- Standard cover art

Song by Gino Paoli and Ornella Vanoni
- Written: 1961
- Genre: Pop
- Length: 2:51
- Songwriter: Gino Paoli

= Senza fine =

"Senza fine" (which translates in English to "Without End") is a song written by Italian singer-songwriter Gino Paoli, inspired by collaboration partner Ornella Vanoni. Vanoni was the first person to record the song which was released as a single in September 1961. The song version sung by Paoli went on to chart at No. 7 on the Italian Top 50.

==Background==
Memory Records, to whom Vanoni was linked contractually, wanted to rebrand the singer with a new sexy image, detaching her from her previous one.

"Senza fine" is based on an initial round of E flat, introduced by an accordion and a string section. The song is based on a French- style waltz base. The song has the peculiarity of ending by fading, unlike most of the songs of that period.

The version of the song recorded by Gino Paoli on the album was originally only for voice and piano. However, after the success of the single recorded by Ornella Vanoni, which was built on a more elaborate arrangement, Memory Records decided that Gino Paoli's version would also have the same arrangement. In order to adapt the arrangement created for Vanoni to the voice of Paoli it was decided to speed up the magnetic tapes, and this is the version on the B side of the 45 rpm.

==Critical reception==
The original version of "Senza fine" by Ornella Vanoni, managed to climb the ranking of the best-selling singles in Italy, reaching the tenth position. Following the success of Vanoni's single, the single by Gino Paoli entered the charts on 23 September 1961 at the seventh position, rising to the fifth position the following week, and in total the single remained among the top ten for four weeks. At the end of the year, Gino Paoli's version turned out to be the eighty-fifth best-selling record, while Vanoni's was the fifty-sixth.

==Covers and appearances==
"Senza fine" has been the subject of numerous covers over the years, among which are those of Miranda Martino, Dean Martin, Peggy Lee, and Mike Patton. The song was incorporated into the 1965 motion picture The Flight of the Phoenix.
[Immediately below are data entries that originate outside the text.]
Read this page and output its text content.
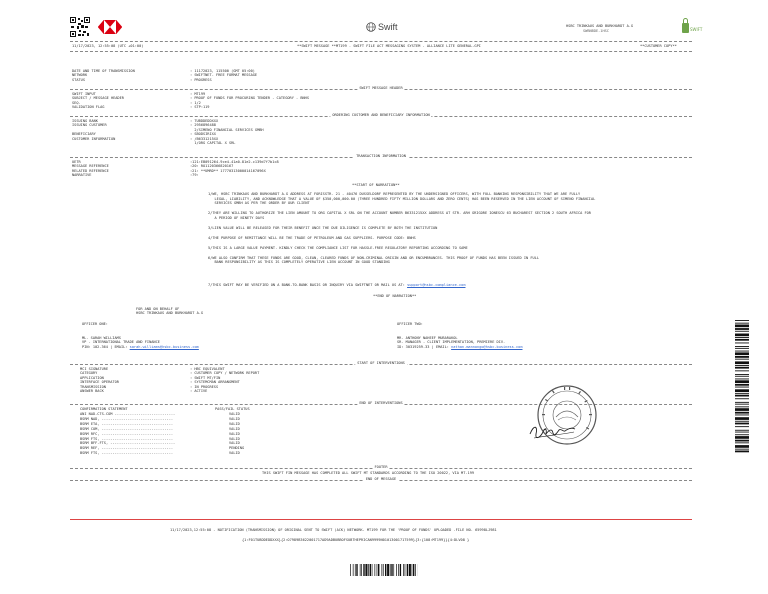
Swift	HSBC TRINKAUS AND BURKHARDT A.G
SWBNBDE-1HSC	SWIFT
11/17/2023, 12:55:08 (UTC +01:00)	**SWIFT MESSAGE **MT199 - SWIFT FILE ACT MESSAGING SYSTEM - ALLIANCE LITE GENERAL-GPI	**CUSTOMER COPY**
DATE AND TIME OF TRANSMISSION	: 11172023, 115500 (GMT 05:00)
NETWORK	: SWIFTNET- FREE FORMAT MESSAGE
STATUS	: PROGRESS
SWIFT MESSAGE HEADER
SWIFT INPUT	: MT199
SUBJECT / MESSAGE HEADER	: PROOF OF FUNDS FOR PROCURING TENDER - CATEGORY - BNHS
SEQ.	: 1/2
VALIDATION FLAG	: STP:119
ORDERING CUSTOMER AND BENEFICIARY INFORMATION
ISSUING BANK	: TUBDDEDDXXX
ISSUING CUSTOMER	: 2956896488
2/SIMENO FINANCIAL SERVICES GMBH
BENEFICIARY	: SBODSIRIXX
CUSTOMER INFORMATION	: /B6331215XX
1/ORG CAPITAL X SRL
TRANSACTION INFORMATION
UETR	:121:EB091264-9ce4-41a0-81e2-c139d7f7b1c8
MESSAGE REFERENCE	:20: RO1120366820167
RELATED REFERENCE	:21: **UMRD** 17770313000014167096X
NARRATIVE	:79:
**START OF NARRATION**
1/WE, HSBC TRINKAUS AND BURKHARDT A.G ADDRESS AT FORISSTR. 21 - 40476 DUSSELDORF REPRESENTED BY THE UNDERSIGNED OFFICERS, WITH FULL BANKING RESPONSIBILITY THAT WE ARE FULLY
LEGAL, LIABILITY, AND ACKNOWLEDGE THAT A VALUE OF $350,000,000.00 (THREE HUNDRED FIFTY MILLION DOLLARS AND ZERO CENTS) HAS BEEN RESERVED IN THE LIEN ACCOUNT OF SIMENO FINANCIAL
SERVICES GMBH AS PER THE ORDER BY OUR CLIENT
2/THEY ARE WILLING TO AUTHORIZE THE LIEN AMOUNT TO ORG CAPITAL X SRL ON THE ACCOUNT NUMBER B6331215XX ADDRESS AT STR. ARH GRIGORE IONESCU 63 BUCHAREST SECTION 2 SOUTH AFRICA FOR
A PERIOD OF NINETY DAYS
3/LIEN VALUE WILL BE RELEASED FOR THEIR BENEFIT ONCE THE DUE DILIGENCE IS COMPLETE BY BOTH THE INSTITUTION
4/THE PURPOSE OF REMITTANCE WILL BE THE TRADE OF PETROLEUM AND GAS SUPPLIERS. PURPOSE CODE: BNHS
5/THIS IS A LARGE VALUE PAYMENT. KINDLY CHECK THE COMPLIANCE LIST FOR HASSLE-FREE REGULATORY REPORTING ACCORDING TO SAME
6/WE ALSO CONFIRM THAT THESE FUNDS ARE GOOD, CLEAN, CLEARED FUNDS OF NON-CRIMINAL ORIGIN AND OR ENCUMBRANCES. THIS PROOF OF FUNDS HAS BEEN ISSUED IN FULL
BANK RESPONSIBILITY AS THIS IS COMPLETELY OPERATIVE LIEN ACCOUNT IN GOOD STANDING
7/THIS SWIFT MAY BE VERIFIED ON A BANK-TO-BANK BASIS OR INQUIRY VIA SWIFTNET OR MAIL US AT: support@hsbc-compliance.com
**END OF NARRATION**
FOR AND ON BEHALF OF
HSBC TRINKAUS AND BURKHARDT A.G
OFFICER ONE:	OFFICER TWO:
ML. SARAH WILLIAMS
VP - INTERNATIONAL TRADE AND FINANCE
PIN: 102-364 | EMAIL: sarah.williams@hsbc-business.com
MR. ANTHONY NAHEEF MUBARAKOL
SR. MANAGER - CLIENT IMPLEMENTATION, PREMIERE DIV.
ID: 30319259-33 | EMAIL: nathan.mannongo@hsbc-business.com
START OF INTERVENTIONS
MCI SIGNATURE	: HBC EQUIVALENT
CATEGORY	: CUSTOMER COPY / NETWORK REPORT
APPLICATION	: SWIFT MT/FIN
INTERFACE OPERATOR	: SYSTEMCMAN ARRANGMENT
TRANSMISSION	: IN PROGRESS
ANSWER BACK	: ACTIVE
END OF INTERVENTIONS
CONFIRMATION STATEMENT	PASS/FAIL STATUS
ANI NAD-CTS-COM ----------------------------	VALID
BSRM NAD, ---------------------------------	VALID
BSRM ETA, ---------------------------------	VALID
BSRM COM, ---------------------------------	VALID
BSRM RFC, ---------------------------------	VALID
BSRM FTS, ---------------------------------	VALID
BSRM BFF-FTS, ------------------------------	VALID
BSRM REF, ---------------------------------	PENDING
BSRM FTS, ---------------------------------	VALID
FOOTER
THIS SWIFT FIN MESSAGE HAS COMPLETED ALL SWIFT MT STANDARDS ACCORDING TO THE ISO 20022, VIA MT-199
END OF MESSAGE
11/17/2023,12:55:08 - NOTIFICATION (TRANSMISSION) OF ORIGINAL SENT TO SWIFT (ACK) NETWORK- MT199 FOR THE 'PROOF OF FUNDS' UPLOADED -FILE NO. 65998LJ981
{1:F01TUBDDEDDXXX}{2:O7989B3622001717AD9ADBUBBOFSUBTHEPRICAN9999N01013001717599}{3:{108:MT199}}{4:DLV08 }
Covers of that version were released in 1966 by Connie Francis, as "The Phoenix Love Theme," and by The Brass Ring, as "Love Theme From The Flight Of The Phoenix".

"Senza fine" is performed in the 1972 Billy Wilder film Avanti!, the 2003 Isabel Coixet film My Life Without Me and the 2004 François Ozon film 5x2, and also appears in the 2002 horror film Ghost Ship, sung by singer Monica Mancini, although in the film the song is sung by the character played by Francesca Rettondini.

Parts of the song are also used in the pilot for Rod Serling's Night Gallery television series, Episode 1, Segment 3, "The Escape Route", when the main character, Josef Strobe, looks at a painting of a fisherman and imagines himself in the painting.